# Thread: I'm having some trouble with a logarithmic equation

1. ## I'm having some trouble with a logarithmic equation

I have tried to solve it in several different ways, but can't get it right. So I need to see the working. Hope someone can help me, thanks.

Solve for x in the logarithmic equation:
log7 - log(4x + 5) + log(2x - 3) = 0
Give exact answers and be sure to check for extraneous solutions.
The key says x = 13/5

2. Originally Posted by Dirtsa
I have tried to solve it in several different ways, but can't get it right. So I need to see the working. Hope someone can help me, thanks.

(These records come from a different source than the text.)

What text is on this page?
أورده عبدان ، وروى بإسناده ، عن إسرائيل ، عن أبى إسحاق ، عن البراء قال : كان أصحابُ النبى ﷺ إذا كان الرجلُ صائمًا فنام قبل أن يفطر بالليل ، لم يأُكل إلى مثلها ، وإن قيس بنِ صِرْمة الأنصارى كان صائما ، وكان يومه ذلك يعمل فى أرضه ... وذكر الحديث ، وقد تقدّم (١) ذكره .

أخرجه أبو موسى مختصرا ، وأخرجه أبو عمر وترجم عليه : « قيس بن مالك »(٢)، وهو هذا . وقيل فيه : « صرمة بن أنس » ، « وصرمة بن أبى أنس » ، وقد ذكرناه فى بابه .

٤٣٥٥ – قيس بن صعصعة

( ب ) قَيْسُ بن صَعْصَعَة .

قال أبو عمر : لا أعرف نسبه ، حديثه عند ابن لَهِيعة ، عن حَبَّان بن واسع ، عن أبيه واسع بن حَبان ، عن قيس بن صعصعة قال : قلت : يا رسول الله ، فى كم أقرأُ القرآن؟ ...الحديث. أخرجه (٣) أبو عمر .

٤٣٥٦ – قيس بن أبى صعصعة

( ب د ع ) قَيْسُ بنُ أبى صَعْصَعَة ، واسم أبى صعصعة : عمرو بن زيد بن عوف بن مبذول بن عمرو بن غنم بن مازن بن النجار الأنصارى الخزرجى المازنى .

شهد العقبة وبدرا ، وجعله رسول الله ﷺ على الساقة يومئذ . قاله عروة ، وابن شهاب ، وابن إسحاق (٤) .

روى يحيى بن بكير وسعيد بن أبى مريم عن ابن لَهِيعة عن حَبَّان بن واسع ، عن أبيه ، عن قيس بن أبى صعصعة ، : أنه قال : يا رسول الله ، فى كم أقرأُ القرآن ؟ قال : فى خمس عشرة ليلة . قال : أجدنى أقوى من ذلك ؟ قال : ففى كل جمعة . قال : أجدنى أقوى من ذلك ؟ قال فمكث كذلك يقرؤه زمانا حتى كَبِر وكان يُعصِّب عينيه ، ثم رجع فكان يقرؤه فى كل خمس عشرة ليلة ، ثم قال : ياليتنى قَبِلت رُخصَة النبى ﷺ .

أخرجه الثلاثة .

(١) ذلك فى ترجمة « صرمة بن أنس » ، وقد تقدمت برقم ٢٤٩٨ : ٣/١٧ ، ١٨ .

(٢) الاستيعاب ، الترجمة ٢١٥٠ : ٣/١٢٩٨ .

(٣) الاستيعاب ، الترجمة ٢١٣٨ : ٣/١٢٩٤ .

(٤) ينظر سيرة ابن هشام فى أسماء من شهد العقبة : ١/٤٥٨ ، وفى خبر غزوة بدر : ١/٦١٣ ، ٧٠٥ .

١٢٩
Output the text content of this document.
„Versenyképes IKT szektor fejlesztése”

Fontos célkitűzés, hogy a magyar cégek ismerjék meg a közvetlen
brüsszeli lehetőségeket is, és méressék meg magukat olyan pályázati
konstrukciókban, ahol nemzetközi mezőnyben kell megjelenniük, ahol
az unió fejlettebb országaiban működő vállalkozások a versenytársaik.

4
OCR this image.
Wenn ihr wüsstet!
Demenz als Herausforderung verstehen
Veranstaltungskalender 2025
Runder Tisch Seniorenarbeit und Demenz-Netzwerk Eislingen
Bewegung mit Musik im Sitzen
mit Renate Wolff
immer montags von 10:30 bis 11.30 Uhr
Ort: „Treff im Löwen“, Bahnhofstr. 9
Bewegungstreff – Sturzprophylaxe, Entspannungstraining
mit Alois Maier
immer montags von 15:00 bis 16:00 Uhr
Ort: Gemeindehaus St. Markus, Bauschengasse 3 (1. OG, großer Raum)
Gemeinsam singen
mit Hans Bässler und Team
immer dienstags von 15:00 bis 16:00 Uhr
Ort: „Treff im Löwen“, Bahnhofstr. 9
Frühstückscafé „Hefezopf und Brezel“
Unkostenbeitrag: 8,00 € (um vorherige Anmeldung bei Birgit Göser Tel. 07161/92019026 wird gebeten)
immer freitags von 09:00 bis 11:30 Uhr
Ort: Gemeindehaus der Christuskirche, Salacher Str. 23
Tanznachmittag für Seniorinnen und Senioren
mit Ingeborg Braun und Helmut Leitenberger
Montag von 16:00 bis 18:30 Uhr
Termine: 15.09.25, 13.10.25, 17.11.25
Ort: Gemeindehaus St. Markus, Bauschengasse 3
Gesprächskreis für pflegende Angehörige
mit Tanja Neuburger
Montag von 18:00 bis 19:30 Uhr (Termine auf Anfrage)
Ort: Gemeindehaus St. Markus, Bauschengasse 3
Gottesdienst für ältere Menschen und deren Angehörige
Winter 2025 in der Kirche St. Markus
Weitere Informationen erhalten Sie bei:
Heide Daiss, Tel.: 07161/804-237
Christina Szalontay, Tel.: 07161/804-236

Solve for x in the logarithmic equation:
log7 - log(4x + 5) + log(2x - 3) = 0
Give exact answers and be sure to check for extraneous solutions.
The key says x = 13/5
$\displaystyle \log{7} - \log(4x + 5) + \log(2x - 3) = 0$

$\displaystyle \log\left[\frac{7(2x-3)}{4x+5}\right] = 0$

$\displaystyle \frac{7(2x-3)}{4x+5} = 1$

$\displaystyle 7(2x-3) = 4x+5$

finish

3. Originally Posted by Dirtsa
I have tried to solve it in several different ways, but can't get it right. So I need to see the working. Hope someone can help me, thanks.

Solve for x in the logarithmic equation:
log7 - log(4x + 5) + log(2x - 3) = 0
Give exact answers and be sure to check for extraneous solutions.
The key says x = 13/5
Use the log-rules

1. $\displaystyle \log(a)-\log(b)=\log\left(\frac ab\right)$ and

2. $\displaystyle \log(a)+\log(b)=\log\left( a\cdot b\right)$

3. $\displaystyle \log7 - \log(4x + 5) + \log(2x - 3) = 0~\implies~ \log\left(\dfrac7{4x+5} \cdot (2x-3)\right)=0$

Now use the logs (the RHS of the equation is a log too) with the base 10:

$\displaystyle \dfrac7{4x+5} \cdot (2x-3) = 1~\implies~14x-21 = 4x+5$

Solve for x.

4. ## thank you

thanks for the help